La Commission approuve la cession de Grail par Illumina visant à rétablir la situation comme elle l’était avant la concentration illégale

La fameuse opération de concentration « Illumina/Grail » continue de faire parler d’elle. Pour rappel, Illumina, géant de l’industrie pharmaceutique a souhaité acquérir l’entreprise Grail, qui a mis au point un procédé de détection précoce du cancer. En septembre 2020, Illumina annonce son intention d’acquérir Grail pour environ 8 milliards de dollars, dans le but d’accélérer l’accès et l’adoption de ces tests de détection du cancer. Cette opération ne franchissait aucun seuil national de contrôle mais la Commission a tout de même été amenée à examiner cette opération par le biais de sa nouvelle lecture de l’article 22 du règlement concentrations.

 

Or, tandis que l’enquête était toujours en cours, Illumina et Grail ont tout de même procédé à cette concentration, violant selon la Commission l’obligation de stand still, qui implique un gel des opérations le temps que la Commission prenne une décision quant à sa compatibilité avec le marché intérieur. Cette violation, qualifiée de gun-jumping, a été sanctionnée par une amende pour chacune des parties ainsi que par une l’obligation pour Illumina de céder Grail, afin de rétablir la situation concurrentielle antérieure à la concentration illégale. En outre, les deux entreprises doivent impérativement rester séparées avant le dénouement de l’opération.

La Commission a en particulier souhaité (i) rétablir l’indépendance de Grail vis-à-vis d’Illumina ; (ii) que Grail soit en mesure de poursuivre ses activités en tant qu’entreprise dans les mêmes conditions concurrentielles qu’avant l’acquisition et (iii) que ces mesures soit réalisées assez rapidement et avec suffisamment de certitudes, « de sorte que la situation antérieure à l’opération puisse être rétablie dans les plus brefs délais ».

Illumina a ainsi présenté un plan de cession pour se conformer à cette injonction qui consiste, soit par une vente commerciale, soit par opération sur les marchés de capitaux, à céder Grail. La Commission, observant que ces mesures sont à même de satisfaire à toutes les conditions posées pour restaurer la situation concurrentielle de Grail, a approuvé ce plan de cession.

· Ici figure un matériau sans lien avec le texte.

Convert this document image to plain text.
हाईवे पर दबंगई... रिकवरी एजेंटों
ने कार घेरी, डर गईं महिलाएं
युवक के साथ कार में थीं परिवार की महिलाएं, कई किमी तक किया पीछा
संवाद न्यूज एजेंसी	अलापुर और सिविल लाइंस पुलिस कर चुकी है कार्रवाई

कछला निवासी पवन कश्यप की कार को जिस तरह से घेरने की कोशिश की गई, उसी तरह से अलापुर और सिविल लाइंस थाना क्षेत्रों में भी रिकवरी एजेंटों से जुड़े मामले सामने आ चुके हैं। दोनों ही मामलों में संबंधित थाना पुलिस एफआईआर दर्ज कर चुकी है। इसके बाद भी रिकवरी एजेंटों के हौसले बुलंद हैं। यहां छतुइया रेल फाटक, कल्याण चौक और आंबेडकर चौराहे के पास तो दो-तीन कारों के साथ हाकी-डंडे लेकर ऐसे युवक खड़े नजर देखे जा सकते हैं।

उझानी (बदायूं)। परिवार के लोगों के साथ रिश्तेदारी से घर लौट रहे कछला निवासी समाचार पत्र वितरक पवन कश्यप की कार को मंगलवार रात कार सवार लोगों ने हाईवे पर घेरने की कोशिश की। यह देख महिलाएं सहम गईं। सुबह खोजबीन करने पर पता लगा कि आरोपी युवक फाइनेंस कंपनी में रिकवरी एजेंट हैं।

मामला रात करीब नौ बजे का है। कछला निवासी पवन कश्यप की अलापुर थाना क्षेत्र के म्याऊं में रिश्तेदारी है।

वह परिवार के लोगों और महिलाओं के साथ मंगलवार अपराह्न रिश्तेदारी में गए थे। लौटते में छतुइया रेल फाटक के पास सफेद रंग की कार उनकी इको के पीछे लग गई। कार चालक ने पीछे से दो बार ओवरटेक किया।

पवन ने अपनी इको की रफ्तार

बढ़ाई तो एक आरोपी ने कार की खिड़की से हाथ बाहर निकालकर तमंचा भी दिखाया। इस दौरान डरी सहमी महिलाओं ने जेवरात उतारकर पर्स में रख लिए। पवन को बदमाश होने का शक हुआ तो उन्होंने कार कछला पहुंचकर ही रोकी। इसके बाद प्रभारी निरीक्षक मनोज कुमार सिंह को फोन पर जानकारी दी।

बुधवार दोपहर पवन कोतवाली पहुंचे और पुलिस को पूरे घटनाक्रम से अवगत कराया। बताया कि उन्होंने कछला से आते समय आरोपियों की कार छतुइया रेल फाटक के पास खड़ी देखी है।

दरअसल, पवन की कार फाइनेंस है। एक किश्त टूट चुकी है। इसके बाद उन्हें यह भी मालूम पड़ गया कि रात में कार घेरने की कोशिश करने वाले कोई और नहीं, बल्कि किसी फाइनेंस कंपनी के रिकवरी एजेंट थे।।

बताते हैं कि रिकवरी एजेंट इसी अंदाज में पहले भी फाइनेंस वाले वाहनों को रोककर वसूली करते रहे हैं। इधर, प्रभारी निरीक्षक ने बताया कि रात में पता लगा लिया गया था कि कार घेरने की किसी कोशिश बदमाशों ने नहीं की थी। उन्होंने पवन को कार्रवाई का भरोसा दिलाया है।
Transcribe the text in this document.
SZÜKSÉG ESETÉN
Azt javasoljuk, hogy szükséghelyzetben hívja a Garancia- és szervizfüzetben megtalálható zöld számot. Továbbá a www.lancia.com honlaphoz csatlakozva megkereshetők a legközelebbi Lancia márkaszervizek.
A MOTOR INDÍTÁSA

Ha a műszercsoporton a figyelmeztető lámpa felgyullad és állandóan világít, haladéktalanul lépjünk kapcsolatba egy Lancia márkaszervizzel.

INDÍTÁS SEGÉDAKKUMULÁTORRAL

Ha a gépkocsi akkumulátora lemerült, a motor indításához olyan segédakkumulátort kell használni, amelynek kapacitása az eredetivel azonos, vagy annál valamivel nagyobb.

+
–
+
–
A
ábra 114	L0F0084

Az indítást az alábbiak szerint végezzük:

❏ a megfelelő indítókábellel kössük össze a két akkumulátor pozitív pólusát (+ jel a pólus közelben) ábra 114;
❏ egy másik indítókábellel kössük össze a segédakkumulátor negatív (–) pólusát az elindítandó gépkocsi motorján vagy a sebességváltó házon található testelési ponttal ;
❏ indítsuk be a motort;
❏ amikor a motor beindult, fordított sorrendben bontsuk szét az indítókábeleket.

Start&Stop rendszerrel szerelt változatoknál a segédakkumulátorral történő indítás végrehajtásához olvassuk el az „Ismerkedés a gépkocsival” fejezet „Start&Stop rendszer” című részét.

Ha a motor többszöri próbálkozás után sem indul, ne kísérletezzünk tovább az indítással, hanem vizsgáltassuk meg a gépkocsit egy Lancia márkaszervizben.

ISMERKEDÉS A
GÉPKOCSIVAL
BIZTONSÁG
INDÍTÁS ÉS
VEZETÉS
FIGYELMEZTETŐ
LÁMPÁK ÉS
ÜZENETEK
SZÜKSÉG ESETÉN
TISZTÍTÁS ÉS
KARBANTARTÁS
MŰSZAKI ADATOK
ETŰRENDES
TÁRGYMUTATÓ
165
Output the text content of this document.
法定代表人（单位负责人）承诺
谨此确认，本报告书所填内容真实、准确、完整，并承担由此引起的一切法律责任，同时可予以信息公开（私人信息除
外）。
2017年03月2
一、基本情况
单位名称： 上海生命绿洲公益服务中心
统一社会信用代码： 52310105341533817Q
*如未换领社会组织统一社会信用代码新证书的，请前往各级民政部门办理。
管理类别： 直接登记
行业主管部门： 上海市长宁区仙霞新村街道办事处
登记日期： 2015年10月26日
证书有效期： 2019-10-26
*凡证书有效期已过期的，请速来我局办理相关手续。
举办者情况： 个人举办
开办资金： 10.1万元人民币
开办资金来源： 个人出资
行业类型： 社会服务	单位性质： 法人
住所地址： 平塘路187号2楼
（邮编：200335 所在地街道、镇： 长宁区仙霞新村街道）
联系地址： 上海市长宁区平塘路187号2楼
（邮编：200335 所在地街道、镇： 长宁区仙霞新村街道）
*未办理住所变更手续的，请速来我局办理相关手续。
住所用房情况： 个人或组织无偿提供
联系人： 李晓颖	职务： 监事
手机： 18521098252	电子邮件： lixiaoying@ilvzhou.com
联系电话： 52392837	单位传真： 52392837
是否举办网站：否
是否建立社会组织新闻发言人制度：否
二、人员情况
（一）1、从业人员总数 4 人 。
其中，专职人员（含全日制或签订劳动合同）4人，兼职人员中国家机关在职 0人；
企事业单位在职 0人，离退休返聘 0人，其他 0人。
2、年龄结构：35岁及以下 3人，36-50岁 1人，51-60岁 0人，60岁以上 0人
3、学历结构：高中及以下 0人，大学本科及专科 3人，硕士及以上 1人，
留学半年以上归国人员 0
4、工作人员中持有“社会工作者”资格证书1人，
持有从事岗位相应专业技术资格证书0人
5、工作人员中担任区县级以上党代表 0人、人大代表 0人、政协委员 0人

Mais cette étape est loin de marquer la fin de l’affaire Illumina/Grail. Les parties contestent en effet devant la Cour de justice la nouvelle interprétation de la Commission du mécanisme de renvoi prévu à l’article 22 du règlement 139-2004, initialement créé pour permettre aux pays sans mécanisme de contrôle des concentrations au niveau national de demander une étude de l’opération. En se reconnaissantcompétente au titre de l’article 22 pour examiner une concentration sans dimension européenne et ne dépassant pas les seuils nationaux de contrôle des concentrations, la Commission estime respecter la lettre du texte, lequel ne fait pas de distinction selon la présence ou l’absence d’une législation nationale adaptée chez les pays initiant le renvoi, alors même qu’avant la publication en 2021 de ses orientations concernant l’application du mécanisme de renvoi établi à l’article 22 du règlement sur les concentrations à certaines catégories d’affaires (JO 2021, C 113, 1)), elle refusait les demandes de renvois et décourageait les Etats membres d’en soumettre si l’opération en question ne franchissait pas les seuils nationaux, considérant que ces demandes pouvaient porter atteinte à la sécurité juridique.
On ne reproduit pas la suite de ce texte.